Clicking on Google Books and typing “James Clerk Maxwell” will quickly bring you to A Treatise on Electricity And Magnetism (1873). In this awesome volume, Maxwell synthesizes and thoroughly rationalizes the work of Faraday and other researchers. True, Maxwell’s outer limits were challenged by the Michelson-Morley experiment, which failed to detect the lumeniferous aether that Maxwell’s field theory would seem to require. Albert Einstein’s later counter-intuitive interpretation and the far-out implications of quantum mechanics notwithstanding, Maxwell’s four partial differential equations still unify our understanding of light and electromagnetic radiation as phenomena that occupy a single spectrum.
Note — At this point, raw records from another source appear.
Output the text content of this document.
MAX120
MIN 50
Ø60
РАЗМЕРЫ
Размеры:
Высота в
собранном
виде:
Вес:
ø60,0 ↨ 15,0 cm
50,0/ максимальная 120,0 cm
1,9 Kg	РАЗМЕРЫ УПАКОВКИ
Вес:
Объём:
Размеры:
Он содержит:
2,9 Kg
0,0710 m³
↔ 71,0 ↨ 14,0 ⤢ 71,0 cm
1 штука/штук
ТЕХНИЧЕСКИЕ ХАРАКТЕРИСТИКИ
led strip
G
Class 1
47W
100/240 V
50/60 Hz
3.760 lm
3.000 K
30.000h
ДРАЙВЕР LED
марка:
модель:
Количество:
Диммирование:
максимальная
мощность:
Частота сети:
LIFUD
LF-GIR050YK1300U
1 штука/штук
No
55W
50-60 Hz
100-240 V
Maxwell admired and respected those who went before, going back as far as Thales of Miletus. His work primarily built upon experimental results obtained by Charles-Augustin Coulomb and Michael Faraday. Coulomb by chance had discovered that a magnetized needle is deflected when current passes through a nearby conductor. Faraday had built upon this observation, amassing a large amount of experimental data, which he gave to the world along with incisive interpretations that were meaningful to subsequent researchers including Maxwell. Faraday lacked the mathematical expertise as well as the inclination to conceptualize the phenomena that he described so well. Maxwell, with his unifying field theory and equations, can be seen as completing the work of his predecessors, establishing a high plateau of accurate theory, fully quantified.
This line of thought began at King’s College in 1862, where Maxwell found by calculation that electromagnetic force propagates at approximately the speed of light. Maxwell reasoned that the great rate at which both entities traverse vast distances through space could not be regarded as coincidence. The logical conclusion is that light and electromagnetism are actually the same except for frequency.
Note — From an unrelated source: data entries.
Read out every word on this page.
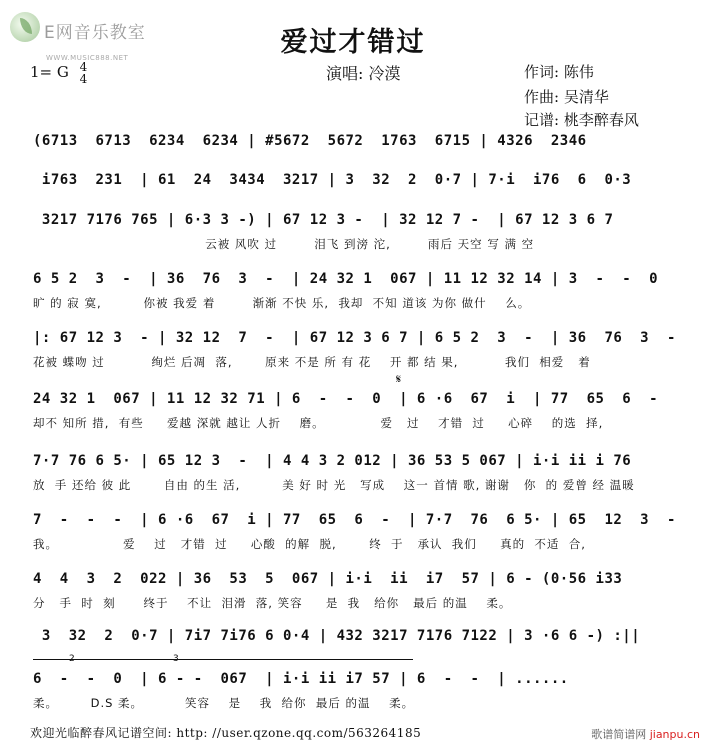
E网音乐教室
WWW.MUSIC888.NET	爱过才错过
1= G 4
4	演唱: 冷漠	作词: 陈伟
作曲: 吴清华
记谱: 桃李醉春风

(6713  6713  6234  6234 | #5672  5672  1763  6715 | 4326  2346

i763  231  | 61  24  3434  3217 | 3  32  2  0·7 | 7·i  i76  6  0·3

3217 7176 765 | 6·3 3 -) | 67 12 3 -  | 32 12 7 -  | 67 12 3 6 7

云被 风吹 过        泪飞 到滂 沱,        雨后 天空 写 满 空

6 5 2  3  -  | 36  76  3  -  | 24 32 1  067 | 11 12 32 14 | 3  -  -  0

旷 的 寂 寞,         你被 我爱 着        渐渐 不快 乐,  我却  不知 道该 为你 做什    么。

|: 67 12 3  - | 32 12  7  -  | 67 12 3 6 7 | 6 5 2  3  -  | 36  76  3  -

花被 蝶吻 过          绚烂 后凋  落,       原来 不是 所 有 花    开 都 结 果,          我们  相爱   着

𝄋

24 32 1  067 | 11 12 32 71 | 6  -  -  0  | 6 ·6  67  i  | 77  65  6  -

却不 知所 措,  有些     爱越 深就 越让 人折    磨。            爱   过    才错  过     心碎    的选  择,

7·7 76 6 5· | 65 12 3  -  | 4 4 3 2 012 | 36 53 5 067 | i·i ii i 76

放  手 还给 彼 此       自由 的生 活,         美 好 时 光   写成    这一 首情 歌, 谢谢   你  的 爱曾 经 温暖

7  -  -  -  | 6 ·6  67  i | 77  65  6  -  | 7·7  76  6 5· | 65  12  3  -

我。              爱    过   才错  过     心酸  的解  脱,       终  于   承认  我们     真的  不适  合,

4  4  3  2  022 | 36  53  5  067 | i·i  ii  i7  57 | 6 - (0·56 i33

分   手  时  刻      终于    不让  泪滑  落, 笑容     是  我   给你   最后 的温    柔。

3  32  2  0·7 | 7i7 7i76 6 0·4 | 432 3217 7176 7122 | 3 ·6 6 -) :||

2

	3

6  -  -  0  | 6 - -  067  | i·i ii i7 57 | 6  -  -  | ......

柔。       D.S 柔。         笑容    是    我  给你  最后 的温    柔。

欢迎光临醉春风记谱空间: http: //user.qzone.qq.com/563264185	歌谱简谱网 jianpu.cn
Maxwell was proficient in experimentation and theorization as well. This was evident in his work on the motion of gas molecules. His approach turned to statistics and probability, previously used more in the social sciences, to analyze these motions. The result was the Maxwell-Boltzmann theory of distribution of molecular energies.
In connection with Maxwell’s idea of the propagation of light and electromagnetic force, Albert Einstein, who kept a portrait of Maxwell on the wall of his study, had this to say:
Since Maxwell’s time, physical reality has been thought of as represented by continuous fields, and not capable of any mechanical interpretation. This change in the conception of reality is the most profound and the most fruitful that physics has experienced since the time of Newton.
The old imagery of electricity as moving through wires like fluid moving through pipes, was overthrown in favor of abstract mathematical models, and this new style of thinking made possible Einstein’s Theory of Relativity and the related but not yet compatible odd notions of quantum mechanics.
michael monostori says
A true mathematical genius.
Another one of our giants of science who very well
should have been held as a rock star of his generation.
Michael says
Nice summary! Sadly, few remember Oliver Heaviside, who actually developed the differential form of Maxwell’s equations as shown here. Maxwell’s original derivation extended to 20 equations, which Heaviside later simplified.
An excellent primer on Maxwell’s life and thought can be found in “The Man Who Changed Everything” by Basil Mahon.
Harry Weston says
It is sad that hardly any mention is ever made of the the contribution that Oliver Heaviside made. It was he that turned Maxwell’s cumbersome 20 or so equations into the succinct form of the four elegant equations that you have shown. ref: “Oliver Heaviside” by Paul Nahin, ISBN 0-8018-6909-9
Derek Dawkins says
Thanks for reminding us of Maxwell’s incomparable contribution to Electromagnetics.
However, can I remind you that the 4 equation expression of electromagnetic fields is Oliver Heaviside’s reduction of Maxwell’s 20 original equations published in the 1873 Treatise.